"Soldier's Home" revisited: a Hemingway mea culpa - Ernest Hemingway

Studies in Short Fiction, Summer, 1993 by J.F. Kobler

By the second sentence of the fourth paragraph, the story clearly has taken up residence in indirect discourse from and through Krebs's awareness: "Later he felt the need to talk but no one wanted to hear about it" (145). This arrival at a new and permanent point of view means that the crucial first sentence of the fourth paragraph marks the point of departure for the objective narrator: "At first Krebs, who had been at Belleau Wood, Soissons, the Champagne, St. Mihiel and in the Argonne[,] did not want to talk about the war at all." Can we determine that at some precise point in this sentence the narrator's objective voice ceases and Krebs's defensive one begins? I believe that the change occurs precisely with the second "at" of the sentence. The narrator puts Krebs "at" those five military engagements and Krebs simultaneously admits in his own mind that he was only "at" those battles. For "Soldier's Home" this "at" may be just as important to a reading of Krebs's military experiences as is the same carefully chosen word to an interpretation of motives in the more-often-examined passage about how "Mrs. Macomber, in the car, had shot at the buffalo" [my emphasis].

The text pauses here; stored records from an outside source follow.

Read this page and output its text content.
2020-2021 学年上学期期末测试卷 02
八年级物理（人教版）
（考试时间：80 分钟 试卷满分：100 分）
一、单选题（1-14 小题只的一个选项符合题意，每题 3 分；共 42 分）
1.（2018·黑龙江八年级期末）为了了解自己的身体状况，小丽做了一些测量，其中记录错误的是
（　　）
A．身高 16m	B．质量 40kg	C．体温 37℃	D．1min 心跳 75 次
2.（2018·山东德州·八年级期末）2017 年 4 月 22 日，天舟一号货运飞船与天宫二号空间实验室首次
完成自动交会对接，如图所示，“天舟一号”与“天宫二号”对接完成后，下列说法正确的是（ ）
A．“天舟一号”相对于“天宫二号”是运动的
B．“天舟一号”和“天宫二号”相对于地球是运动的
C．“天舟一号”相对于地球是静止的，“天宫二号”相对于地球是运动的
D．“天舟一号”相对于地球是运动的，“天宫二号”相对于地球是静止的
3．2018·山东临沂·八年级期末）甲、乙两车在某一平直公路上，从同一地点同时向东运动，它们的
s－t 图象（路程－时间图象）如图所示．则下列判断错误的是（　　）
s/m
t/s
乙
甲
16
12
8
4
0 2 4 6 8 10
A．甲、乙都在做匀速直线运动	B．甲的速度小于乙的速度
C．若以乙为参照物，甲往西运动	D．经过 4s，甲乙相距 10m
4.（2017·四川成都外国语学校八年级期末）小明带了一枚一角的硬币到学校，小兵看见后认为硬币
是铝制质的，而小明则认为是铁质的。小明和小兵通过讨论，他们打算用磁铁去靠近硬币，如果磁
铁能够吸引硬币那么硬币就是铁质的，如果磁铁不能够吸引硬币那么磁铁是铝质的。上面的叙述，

Both the narrator of "Soldier's Home" (and therefore Hemingway) and Krebs know that this Marine was merely "at" those five engagements, that he was not "in" them, but only near them, perhaps in much the same way that Frederic Henry and Ernest Hemingway himself were only "at" the battles in Italy in which each was "accidentally" wounded. Neither was a "real" soldier engaged in combat at the time; nor was Krebs, who apparently has not even "benefitted" from the suffering of an accidental wound.

A close reading of "Soldier's Home" after the fourth paragraph reveals no description of Krebs's being in combat. One of the major sentences often cited by critics as evidence of Krebs's role in the war is a masterful piece of ambiguity that suggests much more than it actually says. Had a current political term been available to Hemingway in 1924, he might have admitted to exercising "spin control" on Krebs's behalf.(4) Here is the sentence that has been quoted numerous times to support a reading of Krebs as a fighting Marine:

All of the times that had been able to make him feel cool and clear inside himself when he thought of them; the times so long back when he had done the one thing, the only thing for a man to do, easily and naturally, when he might have done something else, now lost their cool, valuable quality and then were lost themselves. (145-46)

Is this the way a young man would remember specific acts of military prowess or bravery?

If this story is completely lacking in details about Krebs's military performance, why have so many readers over so many years believed that Krebs really was a fighting Marine? Hemingway has employed at least two "tricks" to make readers feel more positively about Krebs than they should. One way that Hemingway accomplishes the seduction of his readers is to make Krebs's mother such a focus of hypocrisy and religiosity that Krebs cannot help but look good in contrast.